And however we perceive it, the conclusion will be the same: from pure abstract necessity it will follow that the universe exists, and that there is something rather than nothing.

Thanks again for the informative post ! I think im comfortable with the concept now in a superficial way of understanding!

 

To relate to that last part i want to tell you about my reasoning back then before i heard of the ruliad and now your explanation of the ruliad or the concept of infinity that it also includes.

 

Back in 2014 i think i was into watching physics videos and people were arguing about the big bang and the question why there is something rather than nothing just like your post says and argues abot.

So i tried to understand and make a case for something! And my idea was that:

 

If you, from a logical standpoint, want to have nothing you also need to have everything.

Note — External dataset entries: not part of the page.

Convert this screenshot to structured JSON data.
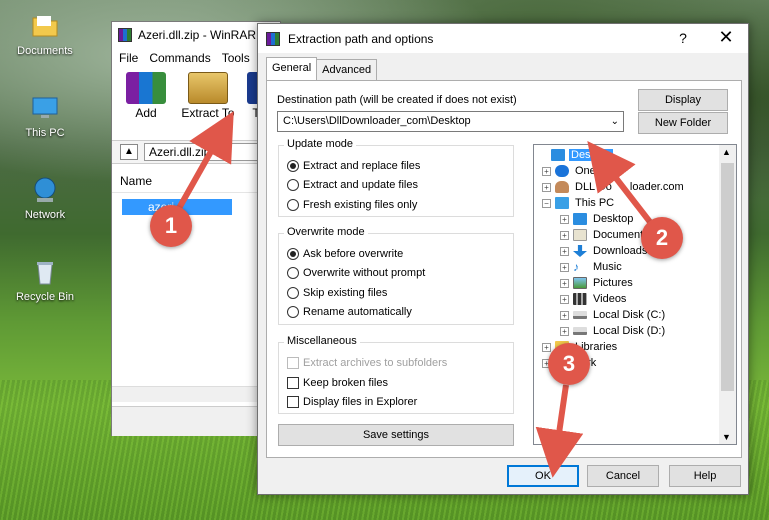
{
  "desktop": {
    "icons": [
      {
        "label": "Documents"
      },
      {
        "label": "This PC"
      },
      {
        "label": "Network"
      },
      {
        "label": "Recycle Bin"
      }
    ]
  },
  "winrar": {
    "title": "Azeri.dll.zip - WinRAR",
    "menu": [
      "File",
      "Commands",
      "Tools"
    ],
    "toolbar": {
      "add": "Add",
      "extract_to": "Extract To",
      "next": "T"
    },
    "path": "Azeri.dll.zip",
    "column_name": "Name",
    "selected_file": "azeri"
  },
  "dialog": {
    "title": "Extraction path and options",
    "help": "?",
    "close": "✕",
    "tabs": [
      "General",
      "Advanced"
    ],
    "dest_label": "Destination path (will be created if does not exist)",
    "dest_value": "C:\\Users\\DllDownloader_com\\Desktop",
    "display_btn": "Display",
    "new_folder_btn": "New Folder",
    "update_mode": {
      "title": "Update mode",
      "options": [
        "Extract and replace files",
        "Extract and update files",
        "Fresh existing files only"
      ],
      "selected": 0
    },
    "overwrite_mode": {
      "title": "Overwrite mode",
      "options": [
        "Ask before overwrite",
        "Overwrite without prompt",
        "Skip existing files",
        "Rename automatically"
      ],
      "selected": 0
    },
    "misc": {
      "title": "Miscellaneous",
      "options": [
        "Extract archives to subfolders",
        "Keep broken files",
        "Display files in Explorer"
      ]
    },
    "save_settings": "Save settings",
    "ok": "OK",
    "cancel": "Cancel",
    "help_btn": "Help",
    "tree": [
      {
        "label": "Desktop",
        "selected": true
      },
      {
        "label": "OneD"
      },
      {
        "label": "DLL Do",
        "label_tail": "loader.com"
      },
      {
        "label": "This PC"
      },
      {
        "label": "Desktop"
      },
      {
        "label": "Documents"
      },
      {
        "label": "Downloads"
      },
      {
        "label": "Music"
      },
      {
        "label": "Pictures"
      },
      {
        "label": "Videos"
      },
      {
        "label": "Local Disk (C:)"
      },
      {
        "label": "Local Disk (D:)"
      },
      {
        "label": "Libraries"
      },
      {
        "label": "ork"
      }
    ]
  },
  "annotations": {
    "step1": "1",
    "step2": "2",
    "step3": "3",
    "color": "#e0574a"
  }
}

If you want to define nothing to exist you also need to have the counter example or definition for it to exist. Basically it has to cancel out or rather be complementary to each other.

So if we say we have one unit of "nothing" we will also get one unit of "everything". Thats to objects we now can use logically to combine into a third object and go from there to even more objects.

 

And in that way i argued well if there can be nothing conceptually there should also be everything !

Another thought i had about this is:

If you take the empty set. It is empty but its still an object and can be used to create another set. A set containing the empty set. And you can use this to construct another set and mix stuff up to get to more combinations. And thus creating variety and basically more stuff.